Shirts and ties with their likeness were everywhere. He’d just bought his niece a real pets companion one.
Kiki’s one surviving client was Daniel Bautista, who instead of taking a deal had gone with the other crawlers into the cleaner bots in that insane gambit to get off the playing field. Apparently, it worked, but they weren’t showing anything. Not even to their attorneys. Kiki would get a notification if he was dead, but would the AI even know at this point? The crawlers supposedly had some weird garden system that kept track, but Quasar had no idea how it worked.

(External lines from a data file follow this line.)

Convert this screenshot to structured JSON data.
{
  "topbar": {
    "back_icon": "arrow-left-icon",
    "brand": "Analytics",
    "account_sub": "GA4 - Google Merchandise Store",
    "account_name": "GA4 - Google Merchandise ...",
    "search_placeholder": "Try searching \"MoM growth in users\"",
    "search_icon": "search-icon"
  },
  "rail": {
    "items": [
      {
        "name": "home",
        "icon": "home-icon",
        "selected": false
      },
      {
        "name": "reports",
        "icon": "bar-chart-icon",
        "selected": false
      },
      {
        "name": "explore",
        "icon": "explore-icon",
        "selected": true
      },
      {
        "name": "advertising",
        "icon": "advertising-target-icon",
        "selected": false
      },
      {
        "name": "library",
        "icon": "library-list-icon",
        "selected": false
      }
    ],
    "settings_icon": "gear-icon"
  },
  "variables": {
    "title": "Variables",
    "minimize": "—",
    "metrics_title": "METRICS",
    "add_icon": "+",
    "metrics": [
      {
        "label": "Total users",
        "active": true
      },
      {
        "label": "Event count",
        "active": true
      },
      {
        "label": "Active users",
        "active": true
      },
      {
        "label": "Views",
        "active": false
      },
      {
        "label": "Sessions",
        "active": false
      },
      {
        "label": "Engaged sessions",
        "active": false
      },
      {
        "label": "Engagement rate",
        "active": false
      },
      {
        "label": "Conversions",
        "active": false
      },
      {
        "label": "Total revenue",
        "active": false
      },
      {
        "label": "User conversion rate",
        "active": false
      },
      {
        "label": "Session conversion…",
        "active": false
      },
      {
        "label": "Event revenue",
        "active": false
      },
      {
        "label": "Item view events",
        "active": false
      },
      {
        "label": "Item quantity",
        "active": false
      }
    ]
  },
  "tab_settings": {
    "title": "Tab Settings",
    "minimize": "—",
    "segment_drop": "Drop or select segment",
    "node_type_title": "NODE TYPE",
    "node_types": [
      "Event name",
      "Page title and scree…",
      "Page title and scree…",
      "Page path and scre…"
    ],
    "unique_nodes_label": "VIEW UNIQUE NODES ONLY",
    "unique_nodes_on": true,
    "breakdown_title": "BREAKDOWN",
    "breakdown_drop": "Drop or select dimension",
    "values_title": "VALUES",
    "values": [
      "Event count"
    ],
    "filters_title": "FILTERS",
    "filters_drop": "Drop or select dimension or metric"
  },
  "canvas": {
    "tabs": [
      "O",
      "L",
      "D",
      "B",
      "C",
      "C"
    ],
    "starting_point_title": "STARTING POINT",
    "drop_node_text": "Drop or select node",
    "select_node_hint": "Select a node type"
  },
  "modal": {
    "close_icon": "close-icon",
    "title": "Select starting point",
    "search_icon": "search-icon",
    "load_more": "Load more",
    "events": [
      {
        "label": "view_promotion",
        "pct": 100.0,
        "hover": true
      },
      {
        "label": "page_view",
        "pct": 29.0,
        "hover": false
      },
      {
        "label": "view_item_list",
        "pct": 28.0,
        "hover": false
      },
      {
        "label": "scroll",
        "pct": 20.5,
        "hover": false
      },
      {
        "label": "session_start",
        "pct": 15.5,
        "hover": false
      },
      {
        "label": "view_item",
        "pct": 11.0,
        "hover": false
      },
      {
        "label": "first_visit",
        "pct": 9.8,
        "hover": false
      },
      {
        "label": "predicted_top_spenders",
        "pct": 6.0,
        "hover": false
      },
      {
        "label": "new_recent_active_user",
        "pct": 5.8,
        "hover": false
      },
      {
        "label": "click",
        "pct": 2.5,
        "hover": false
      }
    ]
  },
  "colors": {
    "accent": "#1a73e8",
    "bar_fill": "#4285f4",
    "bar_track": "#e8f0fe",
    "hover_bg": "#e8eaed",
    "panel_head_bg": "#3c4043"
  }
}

Quasar was just glad that his butt was sitting well outside the tunnel system. They still had real-time communication now thanks to the repeaters, but his system was on the ass end of the Franciscan arm. If he wanted to physically get to one of the transfer nodes, he would need to get on a transport and travel for a few days to jump into one of the old Borant gates.
He slipped the tie around his neck and started looking for an available tunnel booth. Most were still occupied, but there was a free one at the end. He started moving toward it.
His tablet beeped. He lifted it, fully expecting to receive the deal memo, but he was surprised to see his niece staring back at him.
“Tempest?” Quasar asked. “Listen, kid, I’m a little busy. I’m about to...” But he paused, seeing the panicked look on her face. Was that blood on her temple? “What’s wrong?”